Tel les 24H du Mans de la polémique, Pernelle Richardot prend ensuite le relais à 12h47, s’interrogeant sur la, peu inspirée il est vrai, « croix de JC » évoquée au-dessus : « Maladresse collective […] ou véritable envie de sortir un élément pour créer la division et accentuer (ce qui devient une vraie marque de fabrique de la municipalité) la fracturation de la ville ? ».
Presque en même temps, Pierre Jakubowicz puis Mathieu Cahn s’installeront ensuite dans le baquet. À 12h51, le premier accusera la municipalité « d’agir en dépit de la logique, de manière unilatérale et en toute opacité ». À 12h52, le second se questionnera sur la polémique : « Je ne sais pas si c’est du « wokisme à la con » comme le dit Pernelle Richardot dans cet article mais je suis certain que c’est un « débat à la con ». […] Tout cela relève quand même d’un haut niveau d’expertise collective dans la création de débats futiles et stériles …. Et pour ce coup j’y contribue ». Enfin, Jean-Philippe Vetter terminera la course à 13h38, saluant « la volonté de mettre en avant nos produits locaux » mais s’interrogeant sur la place de la croix de JC aux côtés des décapsuleurs et autres cendriers dans la liste des sous réserves.

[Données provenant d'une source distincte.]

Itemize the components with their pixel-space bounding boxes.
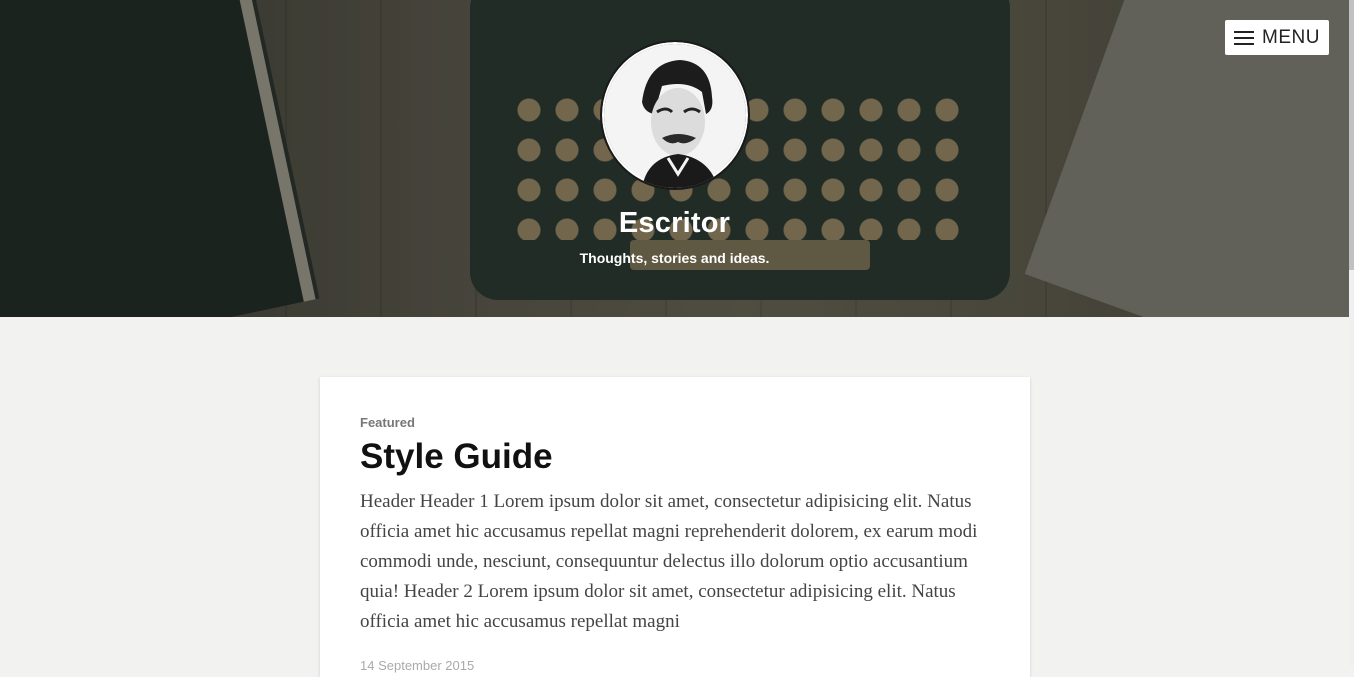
menu-button[interactable]: MENU — [1225, 20, 1329, 55]
menu-label: MENU — [1262, 26, 1320, 48]
post-title[interactable]: Style Guide — [360, 437, 553, 477]
site-header: Escritor Thoughts, stories and ideas. ME… — [0, 0, 1349, 317]
scrollbar-thumb[interactable] — [1349, 0, 1354, 270]
site-title[interactable]: Escritor — [0, 207, 1349, 240]
site-tagline: Thoughts, stories and ideas. — [579, 250, 770, 266]
portrait-illustration — [604, 44, 746, 188]
featured-post-card: Featured Style Guide Header Header 1 Lor… — [320, 377, 1030, 677]
page-scrollbar[interactable] — [1349, 0, 1354, 666]
hamburger-icon — [1234, 30, 1255, 45]
post-excerpt: Header Header 1 Lorem ipsum dolor sit am… — [360, 491, 978, 632]
post-tag[interactable]: Featured — [360, 415, 415, 430]
author-avatar[interactable] — [600, 40, 750, 190]
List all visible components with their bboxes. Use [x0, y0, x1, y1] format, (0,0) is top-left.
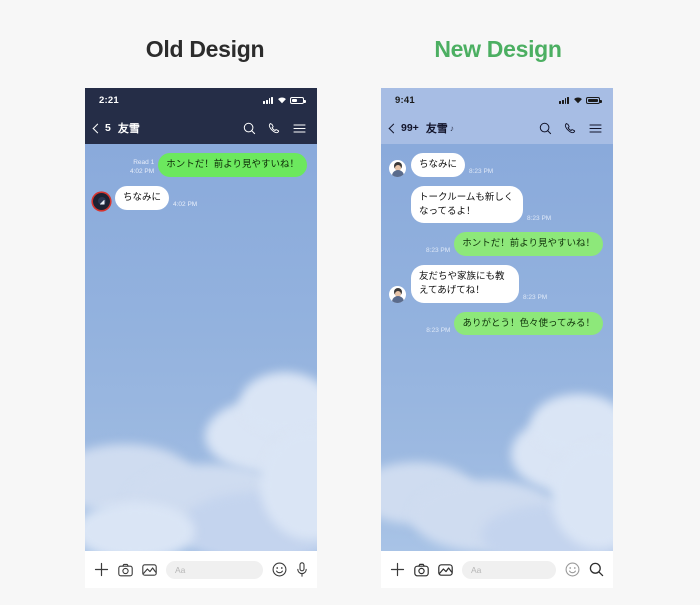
comparison-stage: Old Design New Design 2:21 5 友雪 Read 1 4… — [0, 0, 700, 605]
new-input-bar: Aa — [381, 551, 613, 588]
old-design-phone: 2:21 5 友雪 Read 1 4:02 PM ホントだ！前より見やすいね！ … — [85, 88, 317, 588]
message-time: 8:23 PM — [425, 247, 451, 255]
avatar[interactable] — [93, 192, 110, 210]
old-nav-bar: 5 友雪 — [85, 112, 317, 144]
battery-icon — [586, 96, 602, 104]
old-chat-title: 友雪 — [118, 120, 142, 136]
message-row: ちなみに 8:23 PM — [389, 153, 603, 177]
battery-icon — [290, 96, 306, 104]
message-meta: 8:23 PM — [527, 215, 551, 224]
photo-gallery-icon[interactable] — [142, 563, 157, 577]
old-nav-actions — [243, 122, 306, 135]
message-bubble[interactable]: ちなみに — [115, 185, 170, 210]
message-time: 8:23 PM — [469, 168, 494, 175]
old-input-bar: Aa — [85, 551, 317, 588]
message-time: 4:02 PM — [173, 200, 198, 208]
message-row: トークルームも新しくなってるよ！ 8:23 PM — [389, 185, 603, 224]
old-chat-area: Read 1 4:02 PM ホントだ！前より見やすいね！ ちなみに 4:02 … — [85, 144, 317, 551]
phone-call-icon[interactable] — [268, 122, 281, 135]
message-bubble[interactable]: 友だちや家族にも教えてあげてね！ — [411, 265, 519, 303]
old-design-heading: Old Design — [145, 36, 265, 62]
new-design-heading: New Design — [434, 36, 562, 62]
message-meta: Read 1 4:02 PM — [130, 159, 154, 177]
avatar-spacer — [389, 206, 406, 223]
message-row: 友だちや家族にも教えてあげてね！ 8:23 PM — [389, 265, 603, 303]
old-status-bar: 2:21 — [85, 88, 317, 112]
new-status-indicators — [559, 96, 602, 104]
plus-icon[interactable] — [94, 562, 109, 577]
message-meta: 8:23 PM — [523, 294, 547, 303]
avatar[interactable] — [389, 285, 406, 303]
new-chat-area: ちなみに 8:23 PM トークルームも新しくなってるよ！ 8:23 PM 8:… — [381, 144, 613, 551]
message-bubble[interactable]: トークルームも新しくなってるよ！ — [411, 185, 523, 224]
message-time: 4:02 PM — [129, 168, 155, 175]
message-bubble[interactable]: ホントだ！前より見やすいね！ — [454, 232, 603, 257]
search-icon[interactable] — [589, 562, 604, 577]
message-row: Read 1 4:02 PM ホントだ！前より見やすいね！ — [93, 153, 307, 177]
wifi-icon — [573, 96, 583, 104]
camera-icon[interactable] — [414, 563, 429, 577]
message-bubble[interactable]: ホントだ！前より見やすいね！ — [158, 153, 307, 177]
microphone-icon[interactable] — [296, 562, 308, 577]
new-status-bar: 9:41 — [381, 88, 613, 112]
old-chat-title-text: 友雪 — [117, 123, 140, 135]
menu-icon[interactable] — [589, 123, 602, 134]
message-row: 8:23 PM ホントだ！前より見やすいね！ — [389, 232, 603, 257]
chevron-left-icon — [92, 123, 103, 133]
signal-icon — [263, 96, 273, 104]
new-chat-title: 友雪 ♪ — [426, 120, 454, 136]
chevron-left-icon — [388, 123, 399, 133]
message-bubble[interactable]: ありがとう！色々使ってみる！ — [454, 311, 603, 336]
message-meta: 8:23 PM — [426, 327, 450, 336]
message-meta: 8:23 PM — [426, 247, 450, 256]
old-unread-count: 5 — [105, 122, 111, 134]
menu-icon[interactable] — [293, 123, 306, 134]
message-time: 8:23 PM — [426, 326, 451, 334]
message-meta: 8:23 PM — [469, 168, 493, 177]
plus-icon[interactable] — [390, 562, 405, 577]
camera-icon[interactable] — [118, 563, 133, 577]
new-message-input[interactable]: Aa — [462, 560, 556, 579]
message-bubble[interactable]: ちなみに — [411, 153, 466, 177]
old-status-indicators — [263, 96, 306, 104]
avatar[interactable] — [389, 159, 406, 177]
search-icon[interactable] — [539, 122, 552, 135]
new-back-button[interactable]: 99+ — [388, 122, 419, 134]
wifi-icon — [277, 96, 287, 104]
message-time: 8:23 PM — [523, 293, 548, 301]
old-message-input[interactable]: Aa — [166, 560, 263, 579]
signal-icon — [559, 96, 569, 104]
read-receipt: Read 1 — [133, 159, 155, 167]
music-note-icon: ♪ — [449, 123, 454, 133]
new-input-placeholder: Aa — [471, 564, 482, 575]
new-nav-actions — [539, 122, 602, 135]
new-message-list: ちなみに 8:23 PM トークルームも新しくなってるよ！ 8:23 PM 8:… — [381, 144, 613, 336]
new-chat-title-text: 友雪 — [425, 123, 448, 135]
phone-call-icon[interactable] — [564, 122, 577, 135]
new-nav-bar: 99+ 友雪 ♪ — [381, 112, 613, 144]
emoji-icon[interactable] — [272, 562, 287, 577]
old-input-placeholder: Aa — [175, 564, 186, 575]
old-status-time: 2:21 — [99, 94, 119, 106]
message-time: 8:23 PM — [527, 214, 552, 222]
message-row: 8:23 PM ありがとう！色々使ってみる！ — [389, 311, 603, 336]
message-meta: 4:02 PM — [173, 201, 197, 210]
new-design-phone: 9:41 99+ 友雪 ♪ ちなみに 8:23 PM トークルームも新しくなって… — [381, 88, 613, 588]
emoji-icon[interactable] — [565, 562, 580, 577]
photo-gallery-icon[interactable] — [438, 563, 453, 577]
new-status-time: 9:41 — [395, 94, 415, 106]
message-row: ちなみに 4:02 PM — [93, 185, 307, 210]
old-message-list: Read 1 4:02 PM ホントだ！前より見やすいね！ ちなみに 4:02 … — [85, 144, 317, 210]
search-icon[interactable] — [243, 122, 256, 135]
old-back-button[interactable]: 5 — [92, 122, 111, 134]
new-unread-count: 99+ — [401, 122, 419, 134]
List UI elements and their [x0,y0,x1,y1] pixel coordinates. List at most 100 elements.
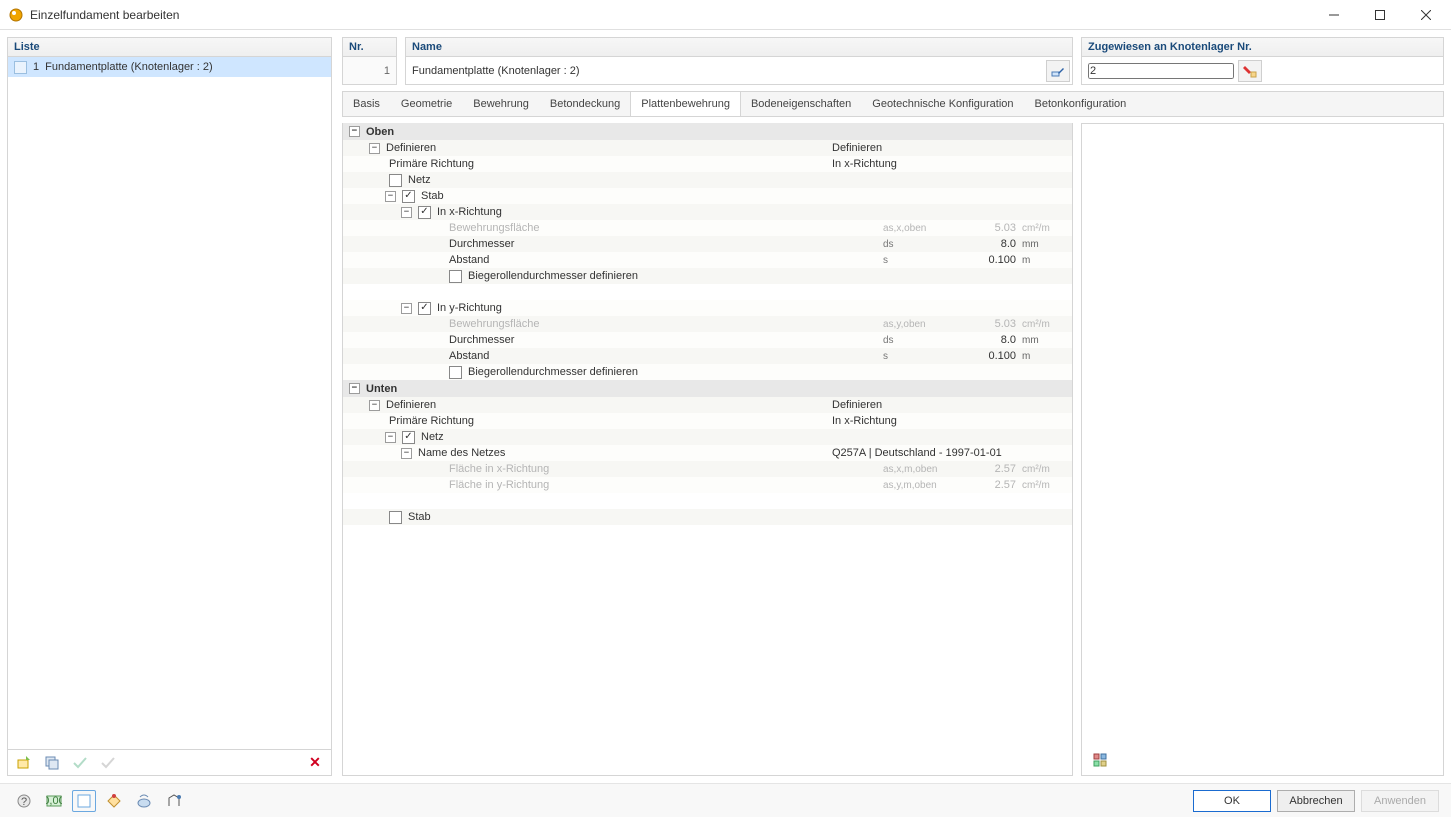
delete-item-button[interactable]: ✕ [303,752,327,774]
name-label: Name [405,37,1073,57]
tab-betonkonfig[interactable]: Betonkonfiguration [1025,92,1138,116]
name-input[interactable] [412,57,1042,84]
assigned-input[interactable] [1088,63,1234,79]
netz-check[interactable] [402,431,415,444]
iny-check[interactable] [418,302,431,315]
biege-check[interactable] [449,270,462,283]
bewfl-label: Bewehrungsfläche [449,222,540,234]
def-right: Definieren [826,399,1072,411]
ok-button[interactable]: OK [1193,790,1271,812]
stab-label: Stab [421,190,444,202]
durch-val[interactable]: 8.0 [947,334,1022,346]
durch-label: Durchmesser [449,334,514,346]
units-button[interactable]: 0,00 [42,790,66,812]
minimize-button[interactable] [1311,0,1357,30]
durch-val[interactable]: 8.0 [947,238,1022,250]
expand-icon[interactable]: − [401,207,412,218]
expand-icon[interactable]: − [369,400,380,411]
netz-check[interactable] [389,174,402,187]
uncheck-all-button[interactable] [96,752,120,774]
copy-item-button[interactable] [40,752,64,774]
stab-check[interactable] [389,511,402,524]
prim-label: Primäre Richtung [389,158,474,170]
assigned-pick-button[interactable] [1238,60,1262,82]
list-item-label: Fundamentplatte (Knotenlager : 2) [45,61,213,73]
sect-oben: Oben [366,126,394,138]
expand-icon[interactable]: − [401,448,412,459]
durch-label: Durchmesser [449,238,514,250]
view1-button[interactable] [72,790,96,812]
expand-icon[interactable]: − [385,432,396,443]
tab-plattenbewehrung[interactable]: Plattenbewehrung [630,92,741,116]
bewfl-val: 5.03 [947,222,1022,234]
svg-text:0,00: 0,00 [46,795,62,807]
rename-button[interactable] [1046,60,1070,82]
iny-label: In y-Richtung [437,302,502,314]
netz-label: Netz [408,174,431,186]
tab-geometrie[interactable]: Geometrie [391,92,463,116]
abst-label: Abstand [449,350,489,362]
tab-bewehrung[interactable]: Bewehrung [463,92,540,116]
fx-val: 2.57 [947,463,1022,475]
view2-button[interactable] [102,790,126,812]
sect-unten: Unten [366,383,397,395]
preview-canvas [1082,124,1443,745]
list-box[interactable]: 1 Fundamentplatte (Knotenlager : 2) [7,57,332,750]
abst-val[interactable]: 0.100 [947,350,1022,362]
help-button[interactable]: ? [12,790,36,812]
netzname-val[interactable]: Q257A | Deutschland - 1997-01-01 [826,447,1072,459]
tab-strip: Basis Geometrie Bewehrung Betondeckung P… [342,91,1444,117]
fx-label: Fläche in x-Richtung [449,463,549,475]
netzname-label: Name des Netzes [418,447,505,459]
expand-icon[interactable]: − [369,143,380,154]
view3-button[interactable] [132,790,156,812]
fy-val: 2.57 [947,479,1022,491]
prim-val[interactable]: In x-Richtung [826,158,1072,170]
fy-label: Fläche in y-Richtung [449,479,549,491]
bewfl-label: Bewehrungsfläche [449,318,540,330]
tab-geotech[interactable]: Geotechnische Konfiguration [862,92,1024,116]
netz-label: Netz [421,431,444,443]
inx-label: In x-Richtung [437,206,502,218]
property-pane: −Oben −DefinierenDefinieren Primäre Rich… [342,123,1073,776]
def-label: Definieren [386,399,436,411]
expand-icon[interactable]: − [401,303,412,314]
cancel-button[interactable]: Abbrechen [1277,790,1355,812]
bewfl-val: 5.03 [947,318,1022,330]
prim-label: Primäre Richtung [389,415,474,427]
def-label: Definieren [386,142,436,154]
view4-button[interactable] [162,790,186,812]
nr-label: Nr. [342,37,397,57]
window-icon [8,7,24,23]
preview-settings-button[interactable] [1088,749,1112,771]
list-item-icon [14,61,27,74]
check-all-button[interactable] [68,752,92,774]
expand-icon[interactable]: − [349,126,360,137]
apply-button[interactable]: Anwenden [1361,790,1439,812]
window-title: Einzelfundament bearbeiten [30,8,1311,22]
abst-label: Abstand [449,254,489,266]
close-button[interactable] [1403,0,1449,30]
tab-bodeneigenschaften[interactable]: Bodeneigenschaften [741,92,862,116]
new-item-button[interactable] [12,752,36,774]
biege-check[interactable] [449,366,462,379]
nr-value: 1 [342,57,397,85]
stab-check[interactable] [402,190,415,203]
list-item-num: 1 [33,61,39,73]
list-item[interactable]: 1 Fundamentplatte (Knotenlager : 2) [8,57,331,77]
tab-betondeckung[interactable]: Betondeckung [540,92,631,116]
biege-label: Biegerollendurchmesser definieren [468,270,638,282]
expand-icon[interactable]: − [385,191,396,202]
def-right: Definieren [826,142,1072,154]
list-header: Liste [7,37,332,57]
assigned-label: Zugewiesen an Knotenlager Nr. [1081,37,1444,57]
svg-text:?: ? [21,796,27,808]
biege-label: Biegerollendurchmesser definieren [468,366,638,378]
tab-basis[interactable]: Basis [343,92,391,116]
expand-icon[interactable]: − [349,383,360,394]
inx-check[interactable] [418,206,431,219]
prim-val[interactable]: In x-Richtung [826,415,1072,427]
stab-label: Stab [408,511,431,523]
maximize-button[interactable] [1357,0,1403,30]
abst-val[interactable]: 0.100 [947,254,1022,266]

Finalement, qu’en penser ?
On se trouve clairement au milieu d’une polémique sur LE sujet qui va concentrer nos élu(e)s pendant un moment. On remarque des oppositions très coordonnées lorsqu’il s’agit de faire bloc face aux politiques de la municipalité. Pour les propositions on repassera, mais, après tout, il y a une raison pour laquelle on les nomme oppositions.
Dans leur entreprise, les élu(e)s de l’opposition sont bien aidé par une municipalité qui, plus de deux ans après son arrivée au pouvoir, ne sait toujours pas communiquer. En effet, difficile de comprendre pourquoi certains produits sont interdits alors que d’autres, similaires, ne le sont pas. De plus, aucune explication ni justification n’est avancée, et l’on se retrouve alors face à une interdiction imposée, qui peut prêter à l’absurde et au détournement facile.
Le plus triste dans tout cela, c’est que l’idée de base est pourtant nécessaire pour le futur du marché de Noël. Celui-ci a réellement besoin d’un travail d’équipe entre les différentes parties prenantes à son organisation, pour devenir à nouveau un marché de Noël prisé des Strasbourgeois(es). En effet, cela fait des années qu’il ne répond plus aux attentes des habitant(es), qui lui préfèrent d’autres marchés en Alsace, au demeurant bien meilleurs.
Ainsi, en perdant une fois de plus la bataille de la communication, la Ville se retrouve obligée à éteindre les feux de partout, dans une polémique qui commence déjà à devenir nationale. Strasbourg capitale de Noël devient alors Strasbourg capitale de la polémique. Et tant pis pour l’esprit de la fête.